Recent studies, however, have verified the fact that, indeed, preschoolers can be effectively and safely treated with stimulants with good response when the medication is managed appropriately for their age. The main problem is the narrow window between effective dose and side effects. However, by starting with a low dose and gradually moving upward, side effects can usually be avoided while finding that effective therapeutic window. While most stimulants are available in pill or capsule form only, there are some liquid form available. However, the liquids are all short-acting and require multiple doses during the day, however.

 Other Management Steps

In addition to medication when needed, other management steps are extremely important.

It is important for the home and school environment to be as calm and under-stimulating as possible while providing opportunities for learning. A consistent routine of living: eating, sleeping, play time, nap time, school, etc is essential.

An effective behavior modification plan is also important. Often behavioral counseling for the parents will be necessary to help them formulate discipline strategies and techniques to hand the specific bothersome behaviors of their preschooler. A developmental psychologist who understands preschoolers in a great help.

The preschooler with ADHD will often benefit from enrollment in a preschool at age three or four. The school should be quiet, structured, yet affirming in its atmosphere. Consistent behavioral management should be used.

Most of all, parents need relief.

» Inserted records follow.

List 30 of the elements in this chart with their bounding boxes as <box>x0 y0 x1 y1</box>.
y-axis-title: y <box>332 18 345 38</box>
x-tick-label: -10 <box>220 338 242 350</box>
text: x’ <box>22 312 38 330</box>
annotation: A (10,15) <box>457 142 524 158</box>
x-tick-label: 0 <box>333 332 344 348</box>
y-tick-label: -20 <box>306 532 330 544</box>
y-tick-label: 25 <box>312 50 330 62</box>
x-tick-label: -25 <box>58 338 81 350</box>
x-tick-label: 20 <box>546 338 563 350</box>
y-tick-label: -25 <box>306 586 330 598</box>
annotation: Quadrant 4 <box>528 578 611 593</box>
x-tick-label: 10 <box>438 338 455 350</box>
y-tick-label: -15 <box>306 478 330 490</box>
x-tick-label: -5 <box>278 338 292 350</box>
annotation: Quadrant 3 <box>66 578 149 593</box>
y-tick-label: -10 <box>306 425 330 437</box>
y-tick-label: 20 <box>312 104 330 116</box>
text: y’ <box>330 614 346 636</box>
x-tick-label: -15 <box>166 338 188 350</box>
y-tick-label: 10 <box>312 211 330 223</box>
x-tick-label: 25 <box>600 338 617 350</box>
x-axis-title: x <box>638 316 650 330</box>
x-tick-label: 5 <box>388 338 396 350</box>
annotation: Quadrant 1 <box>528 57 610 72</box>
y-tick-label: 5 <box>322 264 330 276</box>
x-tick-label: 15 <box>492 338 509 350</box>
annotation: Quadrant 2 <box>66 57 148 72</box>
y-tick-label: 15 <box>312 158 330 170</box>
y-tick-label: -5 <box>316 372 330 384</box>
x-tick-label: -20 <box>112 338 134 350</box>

The supervision of the preschooler with ADHD is a very demanding, full-time job. This job can easily over-whelm the most energetic and well-meaning parents. Parents need to make good use of a competent preschool and mature sitters and relatives to get away and recharge their own batteries. Otherwise, they will collapse, emotionally, if not physically.

When confronted with the preschooler with ADHD we need to remember the natural tendency of ADHD to get better with chronological maturity. It we can provide right combinations of management at this early stage, we set the stage for more healthy growth later.